The Role of Physical Activity

However, researchers found that children who regularly engaged in light exercise cut the increase in their heart mass to 49%.

“Light physical activity is an effective antidote to sedentariness. It is easy to accumulate three to four hours of light physical activity daily,” Agbaje said.

Instruction examples include playing games outdoors, walking the dog, running errands, going to the stores on foot or on a bike, walking, cycling, and playing basketball, soccer, golf, and frisbee casually; planting trees or having a picnic at the park is also good exercise.

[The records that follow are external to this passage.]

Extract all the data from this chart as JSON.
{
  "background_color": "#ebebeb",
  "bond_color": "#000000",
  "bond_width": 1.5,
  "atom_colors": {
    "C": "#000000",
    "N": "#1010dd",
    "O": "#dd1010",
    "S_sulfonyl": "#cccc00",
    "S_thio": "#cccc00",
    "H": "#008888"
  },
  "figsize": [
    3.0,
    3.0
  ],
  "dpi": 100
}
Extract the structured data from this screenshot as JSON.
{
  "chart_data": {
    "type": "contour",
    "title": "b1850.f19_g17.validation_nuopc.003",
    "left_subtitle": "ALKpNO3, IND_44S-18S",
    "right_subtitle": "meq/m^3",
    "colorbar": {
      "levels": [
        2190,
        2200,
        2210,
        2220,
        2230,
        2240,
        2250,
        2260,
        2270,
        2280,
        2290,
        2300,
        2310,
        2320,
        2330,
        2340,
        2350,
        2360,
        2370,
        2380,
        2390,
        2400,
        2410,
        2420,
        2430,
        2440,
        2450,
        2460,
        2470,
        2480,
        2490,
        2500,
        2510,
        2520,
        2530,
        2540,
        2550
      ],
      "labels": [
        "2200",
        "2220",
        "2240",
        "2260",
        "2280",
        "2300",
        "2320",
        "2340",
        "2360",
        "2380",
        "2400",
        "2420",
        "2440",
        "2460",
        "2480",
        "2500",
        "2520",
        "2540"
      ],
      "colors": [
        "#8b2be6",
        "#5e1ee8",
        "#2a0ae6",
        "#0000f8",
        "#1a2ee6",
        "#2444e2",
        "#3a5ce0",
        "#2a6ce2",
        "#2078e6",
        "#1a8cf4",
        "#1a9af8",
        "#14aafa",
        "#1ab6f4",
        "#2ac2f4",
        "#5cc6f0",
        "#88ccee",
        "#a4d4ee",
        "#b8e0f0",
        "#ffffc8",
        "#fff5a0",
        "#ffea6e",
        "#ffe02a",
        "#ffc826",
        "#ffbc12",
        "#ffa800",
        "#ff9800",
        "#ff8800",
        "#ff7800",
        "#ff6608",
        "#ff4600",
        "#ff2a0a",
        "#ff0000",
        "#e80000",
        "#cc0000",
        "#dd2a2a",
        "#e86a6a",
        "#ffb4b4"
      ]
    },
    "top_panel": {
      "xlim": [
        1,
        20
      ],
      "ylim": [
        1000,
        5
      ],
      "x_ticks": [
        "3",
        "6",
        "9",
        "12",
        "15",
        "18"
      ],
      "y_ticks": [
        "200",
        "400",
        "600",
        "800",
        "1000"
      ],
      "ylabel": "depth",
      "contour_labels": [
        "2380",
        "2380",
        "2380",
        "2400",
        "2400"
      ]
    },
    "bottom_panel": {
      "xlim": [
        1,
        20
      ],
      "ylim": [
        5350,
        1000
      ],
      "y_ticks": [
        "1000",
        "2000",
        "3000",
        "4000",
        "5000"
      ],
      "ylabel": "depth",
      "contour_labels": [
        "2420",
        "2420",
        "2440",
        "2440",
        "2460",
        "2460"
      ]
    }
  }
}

Strengthening Hearts Through Exercise

The kids who did cardio exercises more often rose in their cardio capability and heart mass by over 5%, which was because the exercise strengthened the heart muscle.

Study Methodology and Findings

For the study, researchers followed 1697 English youth aged between 11 and 24 until 24. Participants were fitted with motion-tracking devices at their waist belts for 4 to 7 days at the ages of 11, 15, and 24 to determine their physical activity.

In the beginning, children already spent more than six hours each day in sedentary activities.  Ultimately, these activities took them almost nine hours of their day, as reported by HealthDay.

Subjects were all undergone echocardiograms at the age of 17 and 24 in order to find their heart anatomy and function.